I think a lot of this will be based on what kind of insurance you have and where you live, as well as if you are established, and oddly enough what medications you are on.
A lot of doctors only take certain insurances. So if you have private insurance and the doctor only takes private insurance patients you most likely will not have to wait very long. I would say 2-4 weeks if you are already established with that doctor, and maybe 6-8 weeks if you are not. Again all of this depends on where you live.
Now if you are on public insurance your wait will probably be a lot longer because doctors who take public insurance usually take just about anyone and they are very busy. So if you are already established with them you will probably wait 6-8 weeks. Not established could be 3-4 months.
This all changes if you are needing a specialist. As the poster above me said they had to wait 11 months to see the doctor and they were already established. I think that is a bit ridiculous, but not out of the realm or possibility. Again, all of the above mentioned will have a factor as well on how quickly you see the specialist.
Now there is a huge trend here in the US with the over use of narcotics. There is a huge push to eliminate them as much as possible because of how many people are addicted to them no matter how they got that way. So, a lot of doctors tell you right up front, before you are even allowed to schedule, that if you are on narcotics for pain, or other narcotics for any reason, they will not let you establish there. If it's their policy to not accept pain patients then you will have to find another doctor. If you lie about being on narcotics, when the doctors office gets your chart and sees that you are in fact on chronic narcotics, you will be thrown out of the office, if you even make it that far.

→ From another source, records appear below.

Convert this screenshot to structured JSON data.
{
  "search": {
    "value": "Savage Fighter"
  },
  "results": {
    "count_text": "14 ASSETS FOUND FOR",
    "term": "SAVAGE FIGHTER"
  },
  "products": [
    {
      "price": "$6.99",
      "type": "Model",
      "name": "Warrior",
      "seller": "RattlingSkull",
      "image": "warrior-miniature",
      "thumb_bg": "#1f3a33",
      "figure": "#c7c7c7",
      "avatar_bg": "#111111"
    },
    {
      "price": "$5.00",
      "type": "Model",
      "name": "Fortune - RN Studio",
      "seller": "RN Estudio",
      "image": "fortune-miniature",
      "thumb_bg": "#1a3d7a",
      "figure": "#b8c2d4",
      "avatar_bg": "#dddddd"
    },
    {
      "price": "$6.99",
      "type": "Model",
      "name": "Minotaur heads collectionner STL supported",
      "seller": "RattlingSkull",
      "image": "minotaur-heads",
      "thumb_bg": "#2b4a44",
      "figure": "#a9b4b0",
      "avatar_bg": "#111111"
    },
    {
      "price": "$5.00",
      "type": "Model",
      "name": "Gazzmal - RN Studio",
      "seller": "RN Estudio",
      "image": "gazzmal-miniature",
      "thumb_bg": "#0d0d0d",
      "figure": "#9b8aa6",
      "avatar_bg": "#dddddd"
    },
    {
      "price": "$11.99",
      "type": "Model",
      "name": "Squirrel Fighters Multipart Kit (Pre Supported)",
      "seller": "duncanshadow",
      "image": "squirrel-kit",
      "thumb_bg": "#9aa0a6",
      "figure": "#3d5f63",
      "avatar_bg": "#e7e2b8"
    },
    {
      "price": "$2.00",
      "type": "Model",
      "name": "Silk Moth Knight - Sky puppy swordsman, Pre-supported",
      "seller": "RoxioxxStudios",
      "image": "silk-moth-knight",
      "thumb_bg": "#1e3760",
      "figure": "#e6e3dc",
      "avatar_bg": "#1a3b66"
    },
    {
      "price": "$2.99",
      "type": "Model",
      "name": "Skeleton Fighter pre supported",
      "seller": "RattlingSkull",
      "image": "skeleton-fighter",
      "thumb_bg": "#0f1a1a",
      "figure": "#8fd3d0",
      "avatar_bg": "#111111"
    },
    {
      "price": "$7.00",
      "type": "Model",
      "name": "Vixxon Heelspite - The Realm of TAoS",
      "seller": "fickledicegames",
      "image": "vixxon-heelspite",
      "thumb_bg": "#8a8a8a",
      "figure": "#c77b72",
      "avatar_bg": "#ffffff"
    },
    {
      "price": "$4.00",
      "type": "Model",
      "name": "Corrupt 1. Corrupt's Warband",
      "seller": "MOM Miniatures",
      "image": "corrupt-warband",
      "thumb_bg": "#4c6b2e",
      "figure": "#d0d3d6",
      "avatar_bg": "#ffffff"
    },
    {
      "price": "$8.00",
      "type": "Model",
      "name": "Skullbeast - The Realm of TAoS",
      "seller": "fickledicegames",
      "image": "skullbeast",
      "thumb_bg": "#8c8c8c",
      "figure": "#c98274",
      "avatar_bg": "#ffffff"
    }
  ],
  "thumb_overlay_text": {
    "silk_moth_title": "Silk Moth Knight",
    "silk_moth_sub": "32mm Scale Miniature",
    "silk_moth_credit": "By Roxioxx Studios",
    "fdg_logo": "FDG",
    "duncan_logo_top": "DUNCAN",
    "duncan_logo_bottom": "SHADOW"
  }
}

Also, if you think you are being sneaky and decide to tell the doctor that you didn't have a previous doctor so you won't have a chart from the old doctor. Well, there are ways around that too. Put your name into the I-Stop computer for example and it will pull you up and tell them exactly what medications you are on. And if you lied again, you will be kicked out and you will have to find another doctor which will add to your time.
For me what prompts me to get a physical every year is the fact that my insurance coverage goes down and the deductables go up if I don't get a physical every year, with supporting blood work for my medications. Also if I don't get a mammy done according to standard guidelines they can opt to greatly reduce my coverage for my treatments for anything related. So that's my incentive. LOL.
The main thing to remember here really is that all of this has variables which vary greatly depending on your insurance, where you live, whether or not you are established with that doctor or not, and what medications you are on. So really there isn't really one answer to any of your questions.